因为号房里很干净,楚景只需要简单收拾一番,然后把驱虫粉撒在周围,一阵淅淅索索的声音,几只小虫子跑走了。
楚景这下放心了,他把带来的物品归类好,笔墨纸砚都一一摆在桌子上。
没让他等多久,试卷发下来。
乡试一连考九天,可想而知题量有多大。楚景大致浏览了一遍各种题的类型。
经义和策论占了六成,诗赋占一成半,律法一成半,算学一成。
楚景
心里大致有了数,提笔写上自己的姓名籍贯等等。
然后开始答经义,第一题“君子中庸,小人反中庸,君子之中庸也,君子而时中。小人之中庸也,小人而无忌惮也。”
楚景挑了挑眉,没想到第一题竟然会出自中庸,当初他拜入先生门下时,先生也曾取中庸内容考过他。
他提笔答写,答得很顺,这一写就写到了午后。肚子开始传来咕噜咕噜叫的声音。
这次楚景可不敢硬撑,上次院试吃的苦头,一次就够了。
他妥帖放下笔,然后小心离开桌子,开始在地上用炉子煮稠粥,他带了泡菜来,这么热的天,稠粥配泡菜,简直不要太开胃。
申时左右的时候,一天之中的温度升到了最高,楚景这个号房光线好,另一方面来说,也受太阳晒。
古代的书生穿衣服都是里,中,外,三层衣衫。
还有头发又长又多,简直磨人。
汗水滴答滴答,顺着脸庞滑落,落在草稿纸上。
楚景坐不住了,脱了外衫,用袖子擦干汗水,在号房里又走了一会儿,心里还是燥热得很。
不止他,他对面的考生也在号房里走来走去。有一名考生大约是把汗水落在答卷上了,手忙脚乱地拿袖子去擦,模样有些滑稽。
楚景低下头,怕自己笑出来。
但很快他就笑不出来了,因为太热了。他只能找个背阴的角落缩着,他坐的位置被太阳正对着晒。

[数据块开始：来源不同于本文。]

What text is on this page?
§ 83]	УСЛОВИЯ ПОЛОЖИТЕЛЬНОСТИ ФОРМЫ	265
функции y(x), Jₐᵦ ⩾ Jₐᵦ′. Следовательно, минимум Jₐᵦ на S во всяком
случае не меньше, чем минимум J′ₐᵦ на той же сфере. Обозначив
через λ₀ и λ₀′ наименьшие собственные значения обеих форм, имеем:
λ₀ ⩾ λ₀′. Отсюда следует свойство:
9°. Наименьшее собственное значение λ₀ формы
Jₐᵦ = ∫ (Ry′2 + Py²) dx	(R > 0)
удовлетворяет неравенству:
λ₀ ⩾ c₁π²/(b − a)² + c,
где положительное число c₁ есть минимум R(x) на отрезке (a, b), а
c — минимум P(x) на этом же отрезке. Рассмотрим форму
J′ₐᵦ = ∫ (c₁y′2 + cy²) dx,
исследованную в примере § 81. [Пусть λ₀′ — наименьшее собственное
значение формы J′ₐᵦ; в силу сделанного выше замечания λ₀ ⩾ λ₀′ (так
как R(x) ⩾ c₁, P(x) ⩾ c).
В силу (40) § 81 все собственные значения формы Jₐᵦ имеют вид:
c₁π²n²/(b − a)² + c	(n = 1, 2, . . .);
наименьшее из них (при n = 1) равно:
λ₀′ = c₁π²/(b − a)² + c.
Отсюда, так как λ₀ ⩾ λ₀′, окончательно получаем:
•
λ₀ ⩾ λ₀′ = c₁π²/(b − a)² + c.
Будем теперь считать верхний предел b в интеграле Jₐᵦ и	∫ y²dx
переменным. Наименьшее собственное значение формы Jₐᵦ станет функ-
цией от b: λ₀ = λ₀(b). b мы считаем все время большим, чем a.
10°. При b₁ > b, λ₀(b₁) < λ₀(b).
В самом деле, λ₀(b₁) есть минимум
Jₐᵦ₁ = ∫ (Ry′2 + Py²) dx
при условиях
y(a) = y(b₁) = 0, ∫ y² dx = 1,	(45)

他这次想得很清楚,乡试能考上就考上,考不上就算了,命才是最重要的。
他要出了什么事,家里人还不得哭昏过去。
他缩着缩着,居然来了困意,怕自己着凉,他把外衫虚虚盖在身上,没一会儿就睡过去了。
这一觉睡到了酉时,换算成现代时间,就是下午五点,他竟然睡了两个小时。
不过精神却出奇的好,相比对面神情恹恹的考生,楚景可以说的上是神采奕奕。
趁着落日余晖,楚景奋笔疾书。
直到天色快要完全黑下来,他才收了手。空下来后,他的脸色微变,赶紧举起了如厕的牌子。
等他回来后,楚景一张脸比锅底还黑。
进入号房,简单擦洗一番,睡觉。
第二天他是被饿醒的,谁让他昨晚被恶心到了,就那么睡觉。
他简单煮了粥,配着泡菜,又赖过一顿,然后收拾东西,开始答题。
前面几天还好,后面两三天的时候,整个考棚里的味道
算了,不提了。
他现在就是无比庆幸,没有分到臭号。
当他们考完之后出去时,一个个都是灰头土脸。
想想也是,在大夏天被关在号房里,不能洗漱,任谁也维持不了体面啊。
其实他们还算好的,总比有些考生被人抬出去体面。
而且这些考生并不是最后一天晕倒才抬出去的,而是之前就生病了,但是不到考试结束,贡院是不会开门的。
听说往年有一个运气不好的,半夜发了高热,因为没到考试结束,贡院不开门,耽搁了治疗,结果就那么死了。那个考生的家人,再无奈再痛苦也于事无补。
楚景更加清晰的意识到,这是封建社会,人命如草芥,哪怕是读书人也一样。